Alpha-1 antitrypsin deficiency is an inherited genetic disorder that affects the lungs. While it can also affect the liver, Alpha-1 antitrypsin deficiency, also known as Alpha-1, primarily affects the lungs. People with the condition do not have the ability to create enough AAT, which is a protein that protects the liver and lungs.
Because they do not have enough AAT, people with Alpha-1 are at increased risk for lung diseases and disorders. They do not have the same level of resistance and protection for their lungs, which puts them at higher risk. People with Alpha-1 antitrypsin deficiency are most at risk for emphysema and COPD, two conditions that cause reduced lung capacity, coughing, breathing difficulties, and more.
Since alpha-1 antitrypsin deficiency is a congenital disorder, there is no way to prevent it. There is also no permanent cure for the condition. There are, however, lifestyle changes and treatments that can help mitigate symptoms and prevent complications. Having Alpha-1 diagnosed and treated is important because extreme complications of Alpha-1 can be life-threatening.
Currently, the best treatment for Alpha-1 antitrypsin deficiency is augmented therapy. Augmented therapy is where you receive donated AAT proteins from other people. The increase in AAT is often enough to supplement the missing proteins and protect your lungs and liver. That way, your lungs have natural protection, and you are less likely to get lung diseases.
However, augmented therapy is only meant to prevent future lung problems and not to help current ones. Therefore, if you have Alpha-1 and it caused emphysema or other lung problems, augmented therapy cannot undo that damage. Because of how augmented therapy works, it is important to have Alpha-1 antitrypsin deficiency diagnosed early on so that you can start treatment as quickly as possible.
Aside from augmentation therapy, bronchodilators are the primary treatment used for Alpha-1 antitrypsin deficiency. Bronchodilators, such as formoterol and salbutamol, are medications that relax the muscles and airways in your lungs. By relaxing the muscles in the walls of the lungs, they do not constrict, and it is easier to breathe.
As with augmentation therapy, bronchodilators are not a cure for Alpha-1. They make it easier to breathe and can mitigate the symptoms and complications of Alpha-1 antitrypsin deficiency.
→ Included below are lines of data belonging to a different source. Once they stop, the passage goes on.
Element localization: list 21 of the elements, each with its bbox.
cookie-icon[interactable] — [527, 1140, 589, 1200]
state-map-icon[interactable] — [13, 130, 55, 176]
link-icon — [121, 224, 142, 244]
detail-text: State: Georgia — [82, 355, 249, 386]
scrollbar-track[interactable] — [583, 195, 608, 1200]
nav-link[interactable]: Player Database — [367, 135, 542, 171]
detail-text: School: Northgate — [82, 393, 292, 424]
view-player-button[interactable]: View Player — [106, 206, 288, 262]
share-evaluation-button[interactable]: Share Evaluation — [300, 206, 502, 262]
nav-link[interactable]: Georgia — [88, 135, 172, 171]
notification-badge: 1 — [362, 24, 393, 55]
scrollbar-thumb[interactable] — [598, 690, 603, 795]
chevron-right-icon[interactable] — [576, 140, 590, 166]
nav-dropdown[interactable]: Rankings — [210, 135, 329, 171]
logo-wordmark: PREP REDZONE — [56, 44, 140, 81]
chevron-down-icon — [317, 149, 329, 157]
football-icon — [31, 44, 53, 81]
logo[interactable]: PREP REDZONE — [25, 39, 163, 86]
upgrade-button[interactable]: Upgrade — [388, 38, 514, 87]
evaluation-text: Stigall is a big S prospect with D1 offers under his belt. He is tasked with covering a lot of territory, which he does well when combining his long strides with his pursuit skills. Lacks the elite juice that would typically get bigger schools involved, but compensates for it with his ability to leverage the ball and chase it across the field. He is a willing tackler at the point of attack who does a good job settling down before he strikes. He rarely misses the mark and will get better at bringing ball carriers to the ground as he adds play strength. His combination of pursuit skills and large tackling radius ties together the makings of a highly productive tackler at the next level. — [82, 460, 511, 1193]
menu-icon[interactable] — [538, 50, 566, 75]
Bronchodilators are especially useful as an emergency treatment if you are in the midst of breathing difficulties.
In some cases, Alpha-1 can cause potentially life-threatening complications. This is especially true when it leads to emphysema or COPD. When Alpha-1 gets bad enough, you may not be able to breathe on your own, and you will need oxygen therapy. Oxygen therapy is typically administered via a nasal cannula or a ventilator and is only used in extreme situations.
If you have had Alpha-1 antitrypsin deficiency for a while and it has caused permanent lung damage, you can benefit from pulmonary rehabilitation. Pulmonary rehabilitation includes breathing exercises and learning new breathing techniques to make breathing easier with lung damage. Pulmonary rehabilitation is typically administered by a physical therapist or respiratory therapist, as they have the most knowledge about how to help your lungs.
If you want to avoid more in-depth treatments, the best way to treat Alpha-1 is with lifestyle changes, such as smoking cessation. Smoking is one of the worst things you can do if you have Alpha-1, and it is essential to quit smoking if you currently do.
It is important to have Alpha-1 antitrypsin deficiency diagnosed and treated as early as possible. If treatment begins early enough, you can avoid most of the potential complications of Alpha-1, such as emphysema and COPD. If your lungs become so damaged that you can no longer breathe on your own, you will need a transplant. However, this is the worst-case scenario and Alpha-1 does not progress that far with proper treatment.